TeX4ht system has the ability to translate any TeX or LaTeX document into other markup formats such as SGML, HTML, XML, MathML, OpenOffice format, Braille, etc. The system has an extensive load of TeX packages, hypertext fonts, a post-processor for dvi and another post-processor to generate CSS and image files of math formulae and equations. It works in three different stages. Given below is the summary (extracted from TeX4ht’s documentation by Eitan), of how the translation process works.

The system can be activated with a sequence of commands of the following form, typically embedded within a script.

       latex      x            (or ‘tex x’)
       latex      x
       latex      x
       tex4ht     x
       t4ht       x

The three compilations with LaTeX (or TeX) are needed to ensure proper links. The approach is illustrated in the following picture.

Translation process

The schematic diagram of the translation process.

  • x.tex: This is a source TeX or LaTeX or other TeX file that imports the style files tex4ht.sty and *.4ht. (The name is arbitrarily chosen for the purpose of our discussion here.) The style files define the features for the output.
  • tex4ht: The output of TeX is a standard dvi file interleaved with special instructions for the post-processor namely, tex4ht to use. The special instructions come from implicit and explicit requests made in the source file through commands of TeX4ht.

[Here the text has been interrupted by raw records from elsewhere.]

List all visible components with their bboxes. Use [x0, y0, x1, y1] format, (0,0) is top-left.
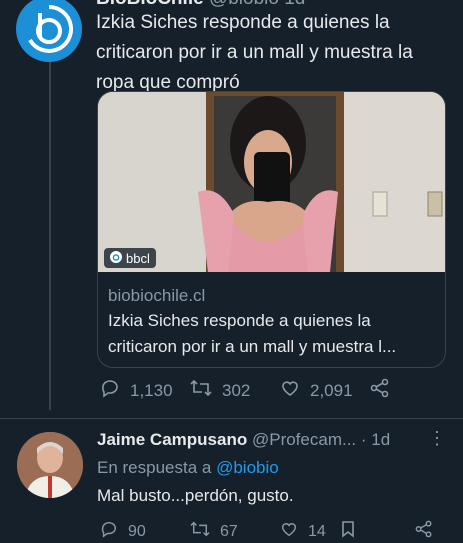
- reply-header: Jaime Campusano @Profecam... · 1d: [97, 430, 390, 450]
- tweet-actions: 1,130 302 2,091: [100, 378, 450, 406]
- reply-button[interactable]: 1,130: [100, 378, 173, 403]
- reply-author-handle[interactable]: @Profecam...: [252, 430, 356, 449]
- reply-retweet-count: 67: [220, 522, 238, 540]
- tweet-divider: [0, 418, 463, 419]
- retweet-icon: [190, 520, 210, 543]
- card-domain: biobiochile.cl: [108, 286, 206, 305]
- share-button[interactable]: [370, 378, 390, 403]
- reply-retweet-button[interactable]: 67: [190, 520, 238, 543]
- heart-icon: [280, 520, 298, 543]
- reply-time[interactable]: · 1d: [361, 430, 390, 449]
- like-count: 2,091: [310, 380, 353, 400]
- retweet-count: 302: [222, 380, 251, 400]
- jaime-avatar[interactable]: [17, 432, 83, 498]
- card-title: Izkia Siches responde a quienes la criti…: [108, 311, 397, 356]
- reply-reply-button[interactable]: 90: [100, 520, 146, 543]
- reply-icon: [100, 378, 120, 403]
- more-options-icon[interactable]: ⋮: [428, 428, 446, 449]
- reply-author-name[interactable]: Jaime Campusano: [97, 430, 247, 449]
- reply-count: 1,130: [130, 380, 173, 400]
- reply-to-prefix: En respuesta a: [97, 458, 212, 477]
- card-source-badge: bbcl: [104, 248, 156, 268]
- bookmark-icon: [340, 520, 356, 543]
- reply-text: Mal busto...perdón, gusto.: [97, 486, 294, 505]
- share-icon: [415, 520, 433, 543]
- card-image[interactable]: [98, 92, 445, 272]
- reply-share-button[interactable]: [415, 520, 433, 543]
- reply-reply-count: 90: [128, 522, 146, 540]
- card-badge-label: bbcl: [126, 250, 150, 266]
- heart-icon: [280, 378, 300, 403]
- share-icon: [370, 378, 390, 403]
- tweet-text: Izkia Siches responde a quienes la criti…: [96, 12, 413, 93]
- reply-icon: [100, 520, 118, 543]
- reply-like-count: 14: [308, 522, 326, 540]
- reply-to-line: En respuesta a @biobio: [97, 458, 279, 478]
- bbcl-logo-icon: [110, 250, 122, 266]
- reply-to-handle[interactable]: @biobio: [216, 458, 279, 477]
- link-card[interactable]: bbcl biobiochile.cl Izkia Siches respond…: [97, 91, 446, 368]
- retweet-icon: [190, 378, 212, 403]
- reply-bookmark-button[interactable]: [340, 520, 356, 543]
- retweet-button[interactable]: 302: [190, 378, 250, 403]
- biobio-logo-icon: [24, 4, 74, 54]
- biobio-avatar[interactable]: [16, 0, 82, 62]
- card-photo-illustration: [98, 92, 445, 272]
- reply-like-button[interactable]: 14: [280, 520, 326, 543]
- reply-actions: 90 67 14: [100, 520, 450, 540]
- like-button[interactable]: 2,091: [280, 378, 353, 403]
- avatar-photo: [17, 432, 83, 498]
- thread-connector-line: [49, 58, 51, 410]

    The utility tex4ht, which is a binary program, translates the dvi code into standard text, while obeying the requests it gets from the special instructions. The special instructions may request the creation of files, insertion of HTML code, filtering of pictures, and so forth.

    In the extreme case that the source code contains no commands of TeX4ht, tex4ht gets pure dvi code and it outputs (almost) plain text with no hypertext elements in it.

    The special (\special) instructions seeded in the dvi code are not understood by dvi processors other than those of TeX4ht.

  • x.idv: This is a dvi file extracted from x.dvi, and it contains the images needed in the HTML files.
  • x.lg: This is a log file listing the pictures of x.idv, the png files that should be created, CSS information, and user directives introduced through the \Needs{...} command.
  • t4ht: This is an interpreter for executing the requests made in the x.lg script.